United Nations climate talks have made progress at the halfway mark but many of the toughest issues, such as greenhouse gas emissions targets for 2020, are deadlocked, delegates said on Saturday.

”We have made considerable progress over the course of the first week,” Connie Hedegaard, the Danish Cabinet minister who presides over the December 7-18 meeting in Copenhagen, told delegates trying to work out a new pact to slow climate change.

Delegates said negotiators had advanced on texts such as defining how new green technologies such as wind and solar power can be supplied to developing nations and in promoting use of forests to soak up greenhouse gases.

”We see the contours of a technology mechanism emerging,” said Michael Zammit Cutajar, who chairs negotiations on new goals for all nations.

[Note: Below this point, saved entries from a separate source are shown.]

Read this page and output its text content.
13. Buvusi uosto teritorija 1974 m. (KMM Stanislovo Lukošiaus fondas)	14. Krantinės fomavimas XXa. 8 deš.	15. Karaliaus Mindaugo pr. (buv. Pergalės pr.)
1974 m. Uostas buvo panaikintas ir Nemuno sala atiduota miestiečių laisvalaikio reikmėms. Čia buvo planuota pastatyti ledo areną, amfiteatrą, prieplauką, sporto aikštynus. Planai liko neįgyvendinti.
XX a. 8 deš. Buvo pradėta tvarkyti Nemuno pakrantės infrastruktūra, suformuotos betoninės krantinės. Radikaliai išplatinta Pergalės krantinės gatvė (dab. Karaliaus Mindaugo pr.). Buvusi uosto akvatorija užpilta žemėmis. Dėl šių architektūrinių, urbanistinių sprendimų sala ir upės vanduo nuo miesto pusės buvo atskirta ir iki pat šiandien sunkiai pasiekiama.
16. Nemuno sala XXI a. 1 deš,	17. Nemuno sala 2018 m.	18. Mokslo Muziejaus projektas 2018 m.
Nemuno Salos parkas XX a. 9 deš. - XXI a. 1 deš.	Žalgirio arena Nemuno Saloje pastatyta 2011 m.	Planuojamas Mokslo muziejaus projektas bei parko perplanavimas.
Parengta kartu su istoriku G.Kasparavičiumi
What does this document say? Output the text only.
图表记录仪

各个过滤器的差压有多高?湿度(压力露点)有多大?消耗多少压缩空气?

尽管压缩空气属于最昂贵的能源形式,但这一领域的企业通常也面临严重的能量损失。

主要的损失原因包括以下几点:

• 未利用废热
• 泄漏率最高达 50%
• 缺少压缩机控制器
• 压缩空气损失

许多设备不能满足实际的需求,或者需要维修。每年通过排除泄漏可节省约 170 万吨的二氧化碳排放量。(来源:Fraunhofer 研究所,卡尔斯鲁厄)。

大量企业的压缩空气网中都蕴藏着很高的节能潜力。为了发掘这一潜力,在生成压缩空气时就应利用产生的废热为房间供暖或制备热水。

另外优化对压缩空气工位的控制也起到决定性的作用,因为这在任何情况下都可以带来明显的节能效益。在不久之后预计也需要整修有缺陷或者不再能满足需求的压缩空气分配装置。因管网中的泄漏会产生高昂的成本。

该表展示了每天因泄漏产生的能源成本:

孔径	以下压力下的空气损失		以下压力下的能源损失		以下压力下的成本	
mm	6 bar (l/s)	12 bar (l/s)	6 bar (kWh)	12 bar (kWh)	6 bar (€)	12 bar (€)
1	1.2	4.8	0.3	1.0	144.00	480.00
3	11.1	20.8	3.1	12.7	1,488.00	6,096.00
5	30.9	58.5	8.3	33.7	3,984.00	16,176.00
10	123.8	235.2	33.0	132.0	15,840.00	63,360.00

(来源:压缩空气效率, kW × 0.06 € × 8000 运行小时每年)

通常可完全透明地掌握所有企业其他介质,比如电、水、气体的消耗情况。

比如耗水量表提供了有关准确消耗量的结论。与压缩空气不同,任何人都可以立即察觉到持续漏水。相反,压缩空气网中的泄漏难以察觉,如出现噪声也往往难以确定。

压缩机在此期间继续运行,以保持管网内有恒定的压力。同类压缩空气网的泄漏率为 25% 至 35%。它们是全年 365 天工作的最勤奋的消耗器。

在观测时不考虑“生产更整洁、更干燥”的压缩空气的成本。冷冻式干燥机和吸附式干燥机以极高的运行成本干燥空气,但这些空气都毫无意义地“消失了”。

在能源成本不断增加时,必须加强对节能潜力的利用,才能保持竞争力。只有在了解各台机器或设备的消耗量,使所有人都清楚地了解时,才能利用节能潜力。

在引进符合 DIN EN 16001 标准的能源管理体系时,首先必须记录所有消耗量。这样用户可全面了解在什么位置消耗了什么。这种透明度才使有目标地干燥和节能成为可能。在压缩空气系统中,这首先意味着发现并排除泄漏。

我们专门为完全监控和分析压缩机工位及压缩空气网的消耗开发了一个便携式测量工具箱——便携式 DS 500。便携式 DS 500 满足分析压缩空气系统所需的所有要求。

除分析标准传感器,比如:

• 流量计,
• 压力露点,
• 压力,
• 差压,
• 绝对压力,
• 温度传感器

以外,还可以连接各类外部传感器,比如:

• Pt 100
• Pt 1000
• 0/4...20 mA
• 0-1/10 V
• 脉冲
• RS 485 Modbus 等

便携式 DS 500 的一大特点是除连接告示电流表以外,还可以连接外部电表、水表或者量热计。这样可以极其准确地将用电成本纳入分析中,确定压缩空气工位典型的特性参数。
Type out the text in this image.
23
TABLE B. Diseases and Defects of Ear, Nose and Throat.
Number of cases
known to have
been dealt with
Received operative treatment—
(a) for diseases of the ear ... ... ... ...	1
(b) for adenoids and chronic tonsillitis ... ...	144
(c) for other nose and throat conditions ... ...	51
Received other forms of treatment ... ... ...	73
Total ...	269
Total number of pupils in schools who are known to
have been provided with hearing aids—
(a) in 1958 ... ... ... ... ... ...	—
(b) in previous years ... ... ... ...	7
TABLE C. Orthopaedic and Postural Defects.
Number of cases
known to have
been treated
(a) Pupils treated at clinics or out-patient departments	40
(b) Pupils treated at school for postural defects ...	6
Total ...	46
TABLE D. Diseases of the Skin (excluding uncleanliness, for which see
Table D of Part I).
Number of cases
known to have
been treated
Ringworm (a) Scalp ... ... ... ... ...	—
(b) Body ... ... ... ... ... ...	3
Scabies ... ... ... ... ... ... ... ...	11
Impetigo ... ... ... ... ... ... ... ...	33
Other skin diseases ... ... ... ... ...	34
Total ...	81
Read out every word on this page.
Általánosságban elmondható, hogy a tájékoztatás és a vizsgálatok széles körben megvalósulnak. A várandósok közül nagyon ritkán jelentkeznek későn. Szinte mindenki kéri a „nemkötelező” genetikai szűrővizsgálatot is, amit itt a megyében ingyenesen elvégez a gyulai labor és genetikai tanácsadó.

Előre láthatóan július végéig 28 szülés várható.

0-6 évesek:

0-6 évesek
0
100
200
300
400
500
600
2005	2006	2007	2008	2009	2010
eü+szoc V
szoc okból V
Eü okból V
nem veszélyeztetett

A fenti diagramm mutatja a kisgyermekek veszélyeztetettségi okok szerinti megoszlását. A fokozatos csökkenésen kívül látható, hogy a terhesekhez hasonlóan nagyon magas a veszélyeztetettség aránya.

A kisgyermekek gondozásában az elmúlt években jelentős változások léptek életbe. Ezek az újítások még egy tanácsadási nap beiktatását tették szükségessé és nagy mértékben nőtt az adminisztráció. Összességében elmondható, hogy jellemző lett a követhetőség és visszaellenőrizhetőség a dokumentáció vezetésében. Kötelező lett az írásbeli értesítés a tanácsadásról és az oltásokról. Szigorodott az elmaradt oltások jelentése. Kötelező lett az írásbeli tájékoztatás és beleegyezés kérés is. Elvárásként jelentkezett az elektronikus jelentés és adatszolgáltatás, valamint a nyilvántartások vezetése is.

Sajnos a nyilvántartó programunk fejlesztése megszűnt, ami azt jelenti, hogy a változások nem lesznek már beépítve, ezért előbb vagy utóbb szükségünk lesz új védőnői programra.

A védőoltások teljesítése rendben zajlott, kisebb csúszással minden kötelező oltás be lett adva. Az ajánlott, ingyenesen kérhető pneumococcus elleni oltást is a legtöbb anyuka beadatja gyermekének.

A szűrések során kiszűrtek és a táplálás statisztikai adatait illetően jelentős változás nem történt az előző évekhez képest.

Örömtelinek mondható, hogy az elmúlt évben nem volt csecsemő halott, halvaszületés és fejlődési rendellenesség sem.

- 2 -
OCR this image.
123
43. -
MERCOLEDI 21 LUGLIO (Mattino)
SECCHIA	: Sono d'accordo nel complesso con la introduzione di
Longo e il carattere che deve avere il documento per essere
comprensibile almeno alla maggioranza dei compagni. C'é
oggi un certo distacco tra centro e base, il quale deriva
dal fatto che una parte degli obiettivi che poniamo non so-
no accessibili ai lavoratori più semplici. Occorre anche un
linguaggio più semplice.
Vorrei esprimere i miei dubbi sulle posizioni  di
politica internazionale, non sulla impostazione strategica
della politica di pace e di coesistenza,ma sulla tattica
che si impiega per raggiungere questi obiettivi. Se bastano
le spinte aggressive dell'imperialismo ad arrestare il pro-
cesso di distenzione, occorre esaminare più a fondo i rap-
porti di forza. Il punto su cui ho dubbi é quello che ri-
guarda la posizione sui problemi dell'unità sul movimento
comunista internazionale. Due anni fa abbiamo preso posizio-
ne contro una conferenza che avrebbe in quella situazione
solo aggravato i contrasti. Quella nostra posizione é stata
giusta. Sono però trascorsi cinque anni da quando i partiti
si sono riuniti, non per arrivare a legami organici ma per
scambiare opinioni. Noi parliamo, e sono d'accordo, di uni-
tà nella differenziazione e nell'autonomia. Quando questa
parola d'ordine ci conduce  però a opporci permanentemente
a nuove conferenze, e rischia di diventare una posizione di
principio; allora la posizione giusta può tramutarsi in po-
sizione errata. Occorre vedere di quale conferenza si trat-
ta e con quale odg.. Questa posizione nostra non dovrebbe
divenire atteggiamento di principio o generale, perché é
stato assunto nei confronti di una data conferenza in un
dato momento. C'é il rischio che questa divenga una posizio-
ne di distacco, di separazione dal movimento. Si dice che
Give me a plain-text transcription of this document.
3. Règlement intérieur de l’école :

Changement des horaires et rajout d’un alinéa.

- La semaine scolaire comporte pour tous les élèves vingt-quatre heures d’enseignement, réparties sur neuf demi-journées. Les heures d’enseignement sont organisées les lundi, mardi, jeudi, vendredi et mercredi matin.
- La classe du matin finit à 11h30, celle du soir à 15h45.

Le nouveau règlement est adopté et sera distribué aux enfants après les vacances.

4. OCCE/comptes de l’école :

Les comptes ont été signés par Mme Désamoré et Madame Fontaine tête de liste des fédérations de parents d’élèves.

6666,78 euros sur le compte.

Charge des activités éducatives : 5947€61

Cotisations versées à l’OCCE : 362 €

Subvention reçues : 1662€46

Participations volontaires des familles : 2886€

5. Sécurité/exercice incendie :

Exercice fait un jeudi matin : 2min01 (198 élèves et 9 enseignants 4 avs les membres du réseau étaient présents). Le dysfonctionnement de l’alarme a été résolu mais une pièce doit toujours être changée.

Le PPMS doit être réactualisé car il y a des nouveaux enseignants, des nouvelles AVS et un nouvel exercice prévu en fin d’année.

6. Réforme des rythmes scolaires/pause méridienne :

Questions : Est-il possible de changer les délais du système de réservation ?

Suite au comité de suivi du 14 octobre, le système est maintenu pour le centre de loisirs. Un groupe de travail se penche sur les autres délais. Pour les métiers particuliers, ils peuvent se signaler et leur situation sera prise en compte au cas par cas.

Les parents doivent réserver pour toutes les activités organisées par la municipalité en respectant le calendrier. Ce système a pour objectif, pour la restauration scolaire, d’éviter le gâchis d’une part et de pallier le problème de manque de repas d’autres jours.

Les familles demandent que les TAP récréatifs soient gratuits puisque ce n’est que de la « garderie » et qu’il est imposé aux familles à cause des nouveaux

But delegates said there were deep splits on issues such as raising funds for poor nations and sharing out the burden of greenhouse gas emissions curbs before a closing summit of more than 110 world leaders on December 17 and 18.

The Pacific Island of Tuvalu, fearing that rising sea levels could wipe it off the map, stuck to its calls for consideration of a radical new treaty that would force far deeper cuts in greenhouse gases than those under consideration.

”The fate of my country rests in your hands,” Ian Fry, leading the Tuvalu delegation, told the meeting.

”I make this as a strong and impassioned plea … I woke this morning and I was crying and that was not easy for a grown man to admit,” he said, his voice choking with emotion.

Tuvalu
Hedegaard said she wanted more consultations until next week on the Tuvalu proposal, which has been opposed even by some developing nations led by China and India. Fry said that Tuvalu’s fears were widely shared by small island states.

The European Union offered €7,3-billion of climate aid over the next three years on Friday.

The United Nations wants to raise $10-billion a year from 2010 to 2012 in quick-start funds to help the poor cope with global warming and move away from fossil fuels. But few other nations have offered quick-start cash.

In the longer term, the UN estimates the fight against global warming is likely to cost $300-billion a year from 2020, largely to help developing nations adapt to impacts such as droughts, floods and heatwaves.

A panel of UN climate experts said in a 2007 scenario that rich nations would have to cut emissions by about 25% to 40% below 1990 levels by 2020 to avoid the worst of global warming.

Offers by rich nations for cutting emissions, mostly from greenhouse gases, so far total about 14% to 18% below 1990 levels by 2020.

Developing nations such as China, the number one emitter ahead of the US, are expected to slow the rise of their emissions without absolute cuts. They say they need to burn more energy to help end poverty.